Finding $n$ value for trapezoid and midpoint rule errors I have this math question as follows:
(a) Find the approximations $T_{10}$ and $M_{10}$ for $\int_1^2 9e^{1/x}\,dx$, . (This means use the trapezoid rule with $n=10$ and the midpoint rule with $n=10$.)
I did this and got correct answers of $18.197781$ and $18.171917$, respectively.
(b) Estimate the errors in the approximations of part (a). (Round your answers to six decimal places.)
Correct answers: $.061161$ and $.030581$, respectively. 
But it is this part I cannot seem to get:
(c) How large do we have to choose $n$ so that the approximations $T_n$ and $M_n$ to the integral in part (a) are accurate to within $0.0001$? 
I took the second derivative and found the max to be $27e$. I set that to:
$\frac{27e}{24n^2} < .0001$ for the midpoint and $\frac{27e}{12n^2} < .0001$ for the trapezoid rule. 
My answers were $247.308191$ for the trapezoid and $174.873299$ for the midpoint. But it's not right. I don't know what I'm doing wrong, so if someone could steer me in the right direction that would be very helpful.

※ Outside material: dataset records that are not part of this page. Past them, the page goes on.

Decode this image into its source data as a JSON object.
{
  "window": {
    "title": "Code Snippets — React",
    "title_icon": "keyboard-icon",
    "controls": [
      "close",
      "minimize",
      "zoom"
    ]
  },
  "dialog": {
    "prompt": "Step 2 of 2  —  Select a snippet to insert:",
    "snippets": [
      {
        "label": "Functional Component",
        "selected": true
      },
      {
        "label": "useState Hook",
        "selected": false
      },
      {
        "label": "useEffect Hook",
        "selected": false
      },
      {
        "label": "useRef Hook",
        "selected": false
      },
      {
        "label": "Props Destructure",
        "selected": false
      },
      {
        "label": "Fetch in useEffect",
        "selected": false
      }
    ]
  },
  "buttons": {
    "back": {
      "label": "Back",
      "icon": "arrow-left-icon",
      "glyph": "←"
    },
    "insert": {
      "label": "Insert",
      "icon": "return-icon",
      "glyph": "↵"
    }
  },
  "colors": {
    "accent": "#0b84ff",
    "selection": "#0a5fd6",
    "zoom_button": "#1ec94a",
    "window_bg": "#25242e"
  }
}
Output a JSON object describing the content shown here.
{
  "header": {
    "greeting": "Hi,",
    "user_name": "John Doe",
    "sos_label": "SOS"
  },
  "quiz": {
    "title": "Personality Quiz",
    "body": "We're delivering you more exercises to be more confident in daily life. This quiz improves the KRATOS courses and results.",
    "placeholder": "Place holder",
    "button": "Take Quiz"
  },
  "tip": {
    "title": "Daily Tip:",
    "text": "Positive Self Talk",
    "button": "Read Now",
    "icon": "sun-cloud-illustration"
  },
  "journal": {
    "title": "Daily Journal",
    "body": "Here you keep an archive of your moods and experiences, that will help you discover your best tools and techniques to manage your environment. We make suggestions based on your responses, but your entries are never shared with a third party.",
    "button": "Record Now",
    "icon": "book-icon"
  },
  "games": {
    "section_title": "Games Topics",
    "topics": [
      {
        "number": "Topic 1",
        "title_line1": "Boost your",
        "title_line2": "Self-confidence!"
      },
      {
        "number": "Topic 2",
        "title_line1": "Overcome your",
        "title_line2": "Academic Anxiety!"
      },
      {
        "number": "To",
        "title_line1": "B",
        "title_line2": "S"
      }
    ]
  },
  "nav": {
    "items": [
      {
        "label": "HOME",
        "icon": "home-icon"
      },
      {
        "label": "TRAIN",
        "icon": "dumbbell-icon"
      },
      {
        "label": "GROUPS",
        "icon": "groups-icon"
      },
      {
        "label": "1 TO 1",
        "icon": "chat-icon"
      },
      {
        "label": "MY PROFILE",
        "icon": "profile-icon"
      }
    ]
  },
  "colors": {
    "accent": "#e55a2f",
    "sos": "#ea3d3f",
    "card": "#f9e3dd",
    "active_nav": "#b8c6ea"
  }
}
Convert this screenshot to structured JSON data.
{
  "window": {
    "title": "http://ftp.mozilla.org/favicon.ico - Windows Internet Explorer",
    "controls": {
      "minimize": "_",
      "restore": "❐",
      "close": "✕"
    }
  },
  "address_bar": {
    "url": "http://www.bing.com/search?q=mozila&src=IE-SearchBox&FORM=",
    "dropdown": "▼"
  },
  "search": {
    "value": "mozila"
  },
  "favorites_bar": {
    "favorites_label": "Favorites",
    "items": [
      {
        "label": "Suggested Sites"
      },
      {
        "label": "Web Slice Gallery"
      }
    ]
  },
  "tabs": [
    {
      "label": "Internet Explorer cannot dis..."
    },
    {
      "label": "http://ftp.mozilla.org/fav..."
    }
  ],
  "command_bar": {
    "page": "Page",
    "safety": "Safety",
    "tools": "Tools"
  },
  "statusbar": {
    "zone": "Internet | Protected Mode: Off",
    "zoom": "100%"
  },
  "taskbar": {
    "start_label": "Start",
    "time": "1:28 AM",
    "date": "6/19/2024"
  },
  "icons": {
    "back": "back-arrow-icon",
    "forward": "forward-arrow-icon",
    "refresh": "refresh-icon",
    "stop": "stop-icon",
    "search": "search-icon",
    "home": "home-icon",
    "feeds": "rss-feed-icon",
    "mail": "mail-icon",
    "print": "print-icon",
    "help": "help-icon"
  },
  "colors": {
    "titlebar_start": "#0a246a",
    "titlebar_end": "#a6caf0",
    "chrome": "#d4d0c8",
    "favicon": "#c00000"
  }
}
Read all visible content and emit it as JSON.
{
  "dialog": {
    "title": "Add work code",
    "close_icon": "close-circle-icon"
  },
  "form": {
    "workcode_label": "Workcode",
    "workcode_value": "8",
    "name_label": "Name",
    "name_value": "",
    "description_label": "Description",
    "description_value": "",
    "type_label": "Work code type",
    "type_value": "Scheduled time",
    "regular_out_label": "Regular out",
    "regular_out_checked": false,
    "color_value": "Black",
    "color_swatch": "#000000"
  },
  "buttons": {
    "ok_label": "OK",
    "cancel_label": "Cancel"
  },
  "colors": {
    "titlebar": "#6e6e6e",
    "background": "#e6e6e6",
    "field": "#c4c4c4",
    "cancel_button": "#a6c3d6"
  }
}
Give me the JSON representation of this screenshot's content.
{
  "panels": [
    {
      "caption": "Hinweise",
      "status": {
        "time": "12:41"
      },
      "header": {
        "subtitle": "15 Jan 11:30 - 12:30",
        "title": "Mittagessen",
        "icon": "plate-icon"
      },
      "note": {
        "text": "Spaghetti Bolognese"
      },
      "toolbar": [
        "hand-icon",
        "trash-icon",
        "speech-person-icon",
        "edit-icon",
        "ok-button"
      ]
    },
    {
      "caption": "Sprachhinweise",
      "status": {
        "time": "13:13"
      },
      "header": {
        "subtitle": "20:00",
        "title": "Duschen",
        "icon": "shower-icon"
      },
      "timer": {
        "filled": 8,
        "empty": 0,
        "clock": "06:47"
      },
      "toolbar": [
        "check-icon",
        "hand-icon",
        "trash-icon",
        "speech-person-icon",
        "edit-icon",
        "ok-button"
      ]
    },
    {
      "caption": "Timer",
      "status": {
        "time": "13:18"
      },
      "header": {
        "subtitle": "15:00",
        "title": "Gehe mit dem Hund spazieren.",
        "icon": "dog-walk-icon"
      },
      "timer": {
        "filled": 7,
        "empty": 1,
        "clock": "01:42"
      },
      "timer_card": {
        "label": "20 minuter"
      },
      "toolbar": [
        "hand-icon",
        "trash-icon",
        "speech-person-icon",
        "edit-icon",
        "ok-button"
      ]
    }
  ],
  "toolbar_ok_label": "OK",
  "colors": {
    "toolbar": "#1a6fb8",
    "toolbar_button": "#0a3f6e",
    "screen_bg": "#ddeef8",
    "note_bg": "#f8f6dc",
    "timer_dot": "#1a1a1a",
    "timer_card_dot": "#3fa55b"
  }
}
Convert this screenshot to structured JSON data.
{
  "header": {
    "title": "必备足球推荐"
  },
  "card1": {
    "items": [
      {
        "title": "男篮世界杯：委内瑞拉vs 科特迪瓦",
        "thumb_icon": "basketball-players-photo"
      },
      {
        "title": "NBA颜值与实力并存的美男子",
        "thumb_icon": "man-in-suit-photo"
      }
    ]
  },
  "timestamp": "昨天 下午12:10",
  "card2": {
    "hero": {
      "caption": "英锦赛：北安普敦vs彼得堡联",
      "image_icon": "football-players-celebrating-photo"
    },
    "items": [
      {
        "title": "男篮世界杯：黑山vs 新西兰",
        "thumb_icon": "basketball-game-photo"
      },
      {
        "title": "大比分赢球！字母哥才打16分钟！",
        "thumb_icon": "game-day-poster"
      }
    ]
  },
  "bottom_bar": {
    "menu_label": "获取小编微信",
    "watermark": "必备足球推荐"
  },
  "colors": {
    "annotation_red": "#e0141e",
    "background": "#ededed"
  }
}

 A: What are the given correct answers?
Your work seems correct. But of course $n$ is a positive integer, so you need to round your values up to the ceiling of your calculated answers. So $n=248$ guarantees the desired precision for the trapezoidal rule and $n=175$ does so for the midpoint rule.
However, those values were gotten by using the formulas that guarantee the desired precision, given a bound on the absolute value of the second derivative. You may get much better precision than the guaranteed value. Using $n=175$ I get the error $0.000028237574$ using the midpoint rule, much better than the desired $0.001$. You can get the desired error with much smaller values of $n$.
You should repeat the calculations of the approximate integrals to find just which value of $n$ actually gives you the desired error. For the midpoint rule in your situation, I get $n=93$ as the smallest $n$, which give the error $0.000099982028$. ($n=92$ gives $0.000102167251$.) For the trapezoidal rule I get $n=132$, giving the error $0.000099262595$.
Is the given correct answer for the midpoint rule $n=175$, my theoretical answer, or $n=93$, my calculated answer, or something else?